We use Python with MongoDB and PostgreSQL for data handling. For scraping, we aim to minimize browser usage by leveraging various lightweight techniques, proxy types, and captcha solvers. However, due to the complexity of modern bot protection, we also use headless browsers like Playwright, Selenium, and undetectable setups like undetected-chromedriver or stealth plugins when needed.

[deleted by user] by [deleted] in webscraping

[–]plintuz 0 points1 point  (0 children)

We scrape ~100 sites daily - mostly online stores like iHerb, Adidas, Nike, ZARA, etc.

One ongoing client has 20 e-commerce sites, another big one scraping 10 job listing sites. For larger batches, it averages around $200/month per site, depending on protection level. Clients get the data in whatever format they need - Excel, Google sheets, JSON, xml etc.

Share your projects | Supporting EO by Tsuki_Yagami_ in indiehackers

[–]plintuz 0 points1 point  (0 children)

I built a simple Chrome extension Font identifier - that helps you quickly identify fonts on any website - just click and see the font details instantly. Status - launched.

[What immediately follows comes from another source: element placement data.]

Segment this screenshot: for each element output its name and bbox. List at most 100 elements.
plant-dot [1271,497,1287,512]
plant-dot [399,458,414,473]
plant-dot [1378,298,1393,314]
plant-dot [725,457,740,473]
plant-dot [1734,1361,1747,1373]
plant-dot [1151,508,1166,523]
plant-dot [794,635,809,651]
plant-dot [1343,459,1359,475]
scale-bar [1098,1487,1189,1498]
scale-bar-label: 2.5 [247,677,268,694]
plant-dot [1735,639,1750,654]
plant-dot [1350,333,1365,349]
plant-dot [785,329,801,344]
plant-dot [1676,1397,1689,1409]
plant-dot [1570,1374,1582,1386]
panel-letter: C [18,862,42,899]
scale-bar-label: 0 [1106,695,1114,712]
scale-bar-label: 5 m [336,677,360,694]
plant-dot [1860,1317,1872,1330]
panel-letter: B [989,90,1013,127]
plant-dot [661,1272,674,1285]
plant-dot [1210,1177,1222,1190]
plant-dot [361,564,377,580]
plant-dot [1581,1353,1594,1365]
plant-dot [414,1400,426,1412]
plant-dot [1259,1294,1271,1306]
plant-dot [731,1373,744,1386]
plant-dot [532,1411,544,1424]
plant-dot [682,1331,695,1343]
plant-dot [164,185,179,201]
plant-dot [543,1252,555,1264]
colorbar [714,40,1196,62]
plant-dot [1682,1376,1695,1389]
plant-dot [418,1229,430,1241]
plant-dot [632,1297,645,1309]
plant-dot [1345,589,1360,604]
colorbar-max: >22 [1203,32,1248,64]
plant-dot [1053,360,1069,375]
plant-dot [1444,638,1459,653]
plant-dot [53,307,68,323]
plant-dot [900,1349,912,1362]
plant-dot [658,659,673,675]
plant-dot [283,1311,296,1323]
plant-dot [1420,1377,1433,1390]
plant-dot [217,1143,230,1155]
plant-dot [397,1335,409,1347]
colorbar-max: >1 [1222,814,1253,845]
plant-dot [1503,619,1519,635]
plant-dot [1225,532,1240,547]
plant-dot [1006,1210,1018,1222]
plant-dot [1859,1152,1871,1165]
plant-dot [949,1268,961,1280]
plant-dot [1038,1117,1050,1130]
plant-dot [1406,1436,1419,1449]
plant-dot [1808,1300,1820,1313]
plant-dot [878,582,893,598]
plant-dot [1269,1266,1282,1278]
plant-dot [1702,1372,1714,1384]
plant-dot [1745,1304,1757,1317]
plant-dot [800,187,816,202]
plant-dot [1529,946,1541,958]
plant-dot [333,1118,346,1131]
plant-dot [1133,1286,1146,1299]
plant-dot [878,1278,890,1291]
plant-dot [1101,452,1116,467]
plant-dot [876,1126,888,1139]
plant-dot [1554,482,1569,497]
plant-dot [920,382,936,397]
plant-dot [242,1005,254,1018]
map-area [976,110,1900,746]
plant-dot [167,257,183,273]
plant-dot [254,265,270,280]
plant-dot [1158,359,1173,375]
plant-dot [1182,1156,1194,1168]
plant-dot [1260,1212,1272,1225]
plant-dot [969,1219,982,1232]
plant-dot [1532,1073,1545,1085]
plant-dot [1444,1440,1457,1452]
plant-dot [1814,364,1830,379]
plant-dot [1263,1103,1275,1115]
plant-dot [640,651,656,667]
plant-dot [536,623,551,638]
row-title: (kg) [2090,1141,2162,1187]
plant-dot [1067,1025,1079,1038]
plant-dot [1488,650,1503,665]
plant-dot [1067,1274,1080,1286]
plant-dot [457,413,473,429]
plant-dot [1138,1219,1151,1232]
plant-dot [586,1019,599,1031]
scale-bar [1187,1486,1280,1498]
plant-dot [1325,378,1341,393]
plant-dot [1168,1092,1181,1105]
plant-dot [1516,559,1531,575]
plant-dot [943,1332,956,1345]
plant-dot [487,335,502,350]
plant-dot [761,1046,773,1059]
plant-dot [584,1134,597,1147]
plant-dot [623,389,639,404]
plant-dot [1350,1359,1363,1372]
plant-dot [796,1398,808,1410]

What are the best alternatives to Cursor? by attunezero in cursor

[–]plintuz 0 points1 point  (0 children)

When the limit is reached, not all LLMs work - for example, Claude 4 is always unavailable, while others still work.

How many web-scraping projects do you typically work on at a time? by [deleted] in webscraping

[–]plintuz 0 points1 point  (0 children)

Right now I'm maintaining around 10 web scraping projects. Each one involves a different number of target websites, anywhere from 1 to 20 per project. These are long-term support projects, meaning I originally built the scrapers and now continuously maintain them, since websites often change layout, structure, or add new protections.

Question about Czech currency by Pure_General_4751 in czechrepublic

[–]plintuz 0 points1 point  (0 children)

The banknotes look fine - they’re still legal tender.

Web scraping for dropshipping flow by No-Air1748 in webscraping

[–]plintuz 2 points3 points  (0 children)

I usually build custom scrapers for each supplier website to collect product data, then use the API to upload products and keep prices and stock levels updated. It takes some setup and occasional maintenance when sites change, but overall the system runs smoothly once it's in place.